Wednesday, July 10, 2013

Proof about prior convictions

We have been spending a lot of time focusing on the recent Alleyne decision and its ramifications. But, as Professor Douglas Berman aptly noted (here), the SCOTUS did decide another case with potential Apprendi ramifications at the end of its term: Descamps v U.S., No. 11-9540 (U.S. June 20, 2013). On first review, it looked like another Armed Career Criminal Act case, which does not tend to pique my Kansas state practice interest. But here is why it may be important:

A long time ago (after Apprendi) we argued that, although Apprendi left a "prior conviction exception," that exception should be limited to the fact of the prior conviction, not other facts proved by extrinsic evidence about the prior conviction.

A common example of this is proof of the prior/nonperson nature of pre-1993 burglary convictions in Kansas. Before 1993, it didn't matter whether a burglary was of a residence or just some other building. After 1993, it makes a big difference in criminal history (burglary of a residence is a person felony, which is much worse for criminal history purposes). So how do we count pre-1993 convictions today? The statute says the judge looks back at the surrounding facts of the prior burglary-if it was of a residence classify it as a person felony. The problem, is that this finding requires determination of facts about the prior conviction, not just the fact of the prior conviction. Often times court services officers simply brought in charging documents specified burglary of a "home" or other extrinsic evidence But that was merely surplusage at the time--it was not a well-pleaded fact.

We raised this after Apprendi with no success in many cases and some have continued to raise it without success. But look at this language from Descamps discussing how the federal court would classify a prior California burglary conviction under the ACCA at page 14 of the majority opinion:
Similarly, consider (though Aguila-Montes did not) the categorical approach’s Sixth Amendment underpinnings. We have held that “[o]ther than the fact of a prior convic­tion, any fact that increases the penalty for a crime beyond the prescribed statutory maximum must be submitted to a jury, and proved beyond a reasonable doubt.” Apprendi v. New Jersey, 530 U. S. 466, 490 (2000). Under ACCA, the court’s finding of a predicate offense indisputably increases the maximum penalty. Accordingly, that finding would(at the least) raise serious Sixth Amendment concerns if it went beyond merely identifying a prior conviction. Those concerns, we recognized in Shepard, counsel against allow­ing a sentencing court to “make a disputed” determination “about what the defendant and state judge must haveunderstood as the factual basis of the prior plea,” or what the jury in a prior trial must have accepted as the theory of the crime. 544 U. S., at 25 (plurality opinion); see id., at 28 (THOMAS, J., concurring in part and concurring in judgment) (stating that such a finding would “giv[e] rise to constitutional error, not doubt”). Hence our insistence on the categorical approach.
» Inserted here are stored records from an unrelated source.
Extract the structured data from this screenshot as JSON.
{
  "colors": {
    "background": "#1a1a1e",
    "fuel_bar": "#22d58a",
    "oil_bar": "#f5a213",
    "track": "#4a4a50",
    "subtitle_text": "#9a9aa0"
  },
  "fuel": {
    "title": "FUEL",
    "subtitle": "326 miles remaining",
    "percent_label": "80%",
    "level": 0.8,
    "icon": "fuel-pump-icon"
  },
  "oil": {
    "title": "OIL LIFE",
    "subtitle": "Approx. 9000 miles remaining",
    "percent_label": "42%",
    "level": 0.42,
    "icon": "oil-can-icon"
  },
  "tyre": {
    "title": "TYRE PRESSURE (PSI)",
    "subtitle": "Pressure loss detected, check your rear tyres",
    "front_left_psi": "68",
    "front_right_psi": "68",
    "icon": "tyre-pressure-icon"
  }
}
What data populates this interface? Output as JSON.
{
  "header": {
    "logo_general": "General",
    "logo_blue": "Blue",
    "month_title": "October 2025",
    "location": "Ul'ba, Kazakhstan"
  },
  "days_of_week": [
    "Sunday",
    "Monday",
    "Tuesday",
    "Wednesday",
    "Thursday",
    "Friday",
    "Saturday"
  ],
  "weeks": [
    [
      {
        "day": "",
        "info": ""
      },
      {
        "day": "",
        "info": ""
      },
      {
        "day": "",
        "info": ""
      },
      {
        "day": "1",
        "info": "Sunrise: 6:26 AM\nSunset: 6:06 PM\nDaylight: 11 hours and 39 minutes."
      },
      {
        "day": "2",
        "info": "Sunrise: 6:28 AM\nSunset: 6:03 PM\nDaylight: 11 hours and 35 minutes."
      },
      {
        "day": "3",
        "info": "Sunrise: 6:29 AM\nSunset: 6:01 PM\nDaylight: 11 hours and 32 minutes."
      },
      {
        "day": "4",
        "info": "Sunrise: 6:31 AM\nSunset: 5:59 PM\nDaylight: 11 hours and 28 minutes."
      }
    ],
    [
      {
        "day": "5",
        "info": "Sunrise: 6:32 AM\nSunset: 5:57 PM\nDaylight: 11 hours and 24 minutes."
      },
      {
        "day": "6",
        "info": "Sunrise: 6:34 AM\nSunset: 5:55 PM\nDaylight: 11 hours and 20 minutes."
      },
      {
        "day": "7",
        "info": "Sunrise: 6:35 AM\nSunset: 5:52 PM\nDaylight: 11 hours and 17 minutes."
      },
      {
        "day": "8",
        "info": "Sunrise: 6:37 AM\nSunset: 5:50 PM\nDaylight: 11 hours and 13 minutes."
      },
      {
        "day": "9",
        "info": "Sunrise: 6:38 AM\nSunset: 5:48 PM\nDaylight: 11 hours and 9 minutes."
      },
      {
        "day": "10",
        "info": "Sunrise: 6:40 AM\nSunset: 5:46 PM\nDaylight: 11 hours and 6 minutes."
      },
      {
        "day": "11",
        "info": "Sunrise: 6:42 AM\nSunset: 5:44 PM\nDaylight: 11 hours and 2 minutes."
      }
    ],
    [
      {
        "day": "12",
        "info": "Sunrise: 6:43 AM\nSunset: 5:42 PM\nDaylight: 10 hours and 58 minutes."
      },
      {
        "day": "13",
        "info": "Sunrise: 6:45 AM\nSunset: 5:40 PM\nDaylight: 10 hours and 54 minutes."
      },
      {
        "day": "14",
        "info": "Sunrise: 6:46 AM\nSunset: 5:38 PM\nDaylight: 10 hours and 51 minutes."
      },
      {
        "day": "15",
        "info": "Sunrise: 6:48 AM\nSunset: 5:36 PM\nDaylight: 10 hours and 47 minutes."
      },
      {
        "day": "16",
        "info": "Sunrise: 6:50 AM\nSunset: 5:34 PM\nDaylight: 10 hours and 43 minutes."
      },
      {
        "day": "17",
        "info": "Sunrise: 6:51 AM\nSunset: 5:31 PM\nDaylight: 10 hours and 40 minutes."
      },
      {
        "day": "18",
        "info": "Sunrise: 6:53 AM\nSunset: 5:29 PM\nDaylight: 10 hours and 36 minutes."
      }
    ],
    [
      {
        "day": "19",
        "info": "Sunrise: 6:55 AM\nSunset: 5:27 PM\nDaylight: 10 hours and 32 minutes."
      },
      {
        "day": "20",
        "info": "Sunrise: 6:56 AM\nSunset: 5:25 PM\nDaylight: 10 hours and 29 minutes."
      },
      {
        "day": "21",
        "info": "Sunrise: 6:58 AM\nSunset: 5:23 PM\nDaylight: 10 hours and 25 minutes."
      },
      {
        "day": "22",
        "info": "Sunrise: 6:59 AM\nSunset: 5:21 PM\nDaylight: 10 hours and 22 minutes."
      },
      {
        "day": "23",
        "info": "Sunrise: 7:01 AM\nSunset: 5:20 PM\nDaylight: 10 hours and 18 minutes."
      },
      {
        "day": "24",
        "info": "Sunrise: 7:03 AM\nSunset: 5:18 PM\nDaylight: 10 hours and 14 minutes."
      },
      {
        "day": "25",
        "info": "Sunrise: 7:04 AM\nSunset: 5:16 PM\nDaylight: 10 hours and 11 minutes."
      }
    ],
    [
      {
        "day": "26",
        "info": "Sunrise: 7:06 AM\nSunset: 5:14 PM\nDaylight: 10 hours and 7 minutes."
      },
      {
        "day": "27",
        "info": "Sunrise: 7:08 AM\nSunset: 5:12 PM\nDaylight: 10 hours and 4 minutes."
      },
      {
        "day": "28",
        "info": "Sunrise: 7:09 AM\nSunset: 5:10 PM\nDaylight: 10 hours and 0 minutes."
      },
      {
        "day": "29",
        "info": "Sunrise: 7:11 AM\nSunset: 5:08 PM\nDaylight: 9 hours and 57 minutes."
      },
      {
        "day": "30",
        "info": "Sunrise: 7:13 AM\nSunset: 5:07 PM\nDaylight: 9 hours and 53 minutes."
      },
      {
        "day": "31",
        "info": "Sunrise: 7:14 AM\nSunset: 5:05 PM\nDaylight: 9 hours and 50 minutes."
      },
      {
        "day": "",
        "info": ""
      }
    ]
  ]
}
Yet again, the Ninth Circuit’s ruling flouts our reasoning—here, by extending judicial factfinding beyond the recog­nition of a prior conviction. Our modified categorical approach merely assists the sentencing court in identify­ing the defendant’s crime of conviction, as we have held the Sixth Amendment permits. But the Ninth Circuit’s reworking authorizes the court to try to discern what a trial showed, or a plea proceeding revealed, about the defendant’s underlying conduct. See Aguila-Montes, 655 F. 3d, at 937. And there’s the constitutional rub. The Sixth Amendment contemplates that a jury—not a sen­tencing court—will find such facts, unanimously and beyond a reasonable doubt. And the only facts the court can be sure the jury so found are those constituting ele­ments of the offense—as distinct from amplifying but legally extraneous circumstances. See, e.g., Richardson v. United States, 526 U. S. 813, 817 (1999). Similarly, as Shepard indicated, when a defendant pleads guilty to a crime, he waives his right to a jury determination of only that offense’s elements; whatever he says, or fails to say, about superfluous facts cannot license a later sentencing court to impose extra punishment. See 544 U. S., at 24–26 (plurality opinion). So when the District Court here en­hanced Descamps’ sentence, based on his supposed acqui­escence to a prosecutorial statement (that he “broke and entered”) irrelevant to the crime charged, the court did just what we have said it cannot: rely on its own finding about a non-elemental fact to increase a defendant’s max­imum sentence.

This seems right on point. If a judge has to look beyond the statute to figure out something about a prior conviction, Apprendi applies.

So I think you should be object to any pre-1993 burglary conviction being scored as a person felony. Because there is no constitutional mechanism to allow juries to make these findings, all pre-1993 prior burglary convictions should be scored as nonperson.

This is just one example. There are probably others. Classification of out of state convictions (including whether out of state DUI convictions are equivalent to Kansas DUI convictions)? Predicate offenses under many statutes? Whether a prior conviction involved sexual motivation? Basically, any time the judge is finding facts about a prior conviction, not just the fact of the prior conviction, you could (and should) argue that Apprendi applies.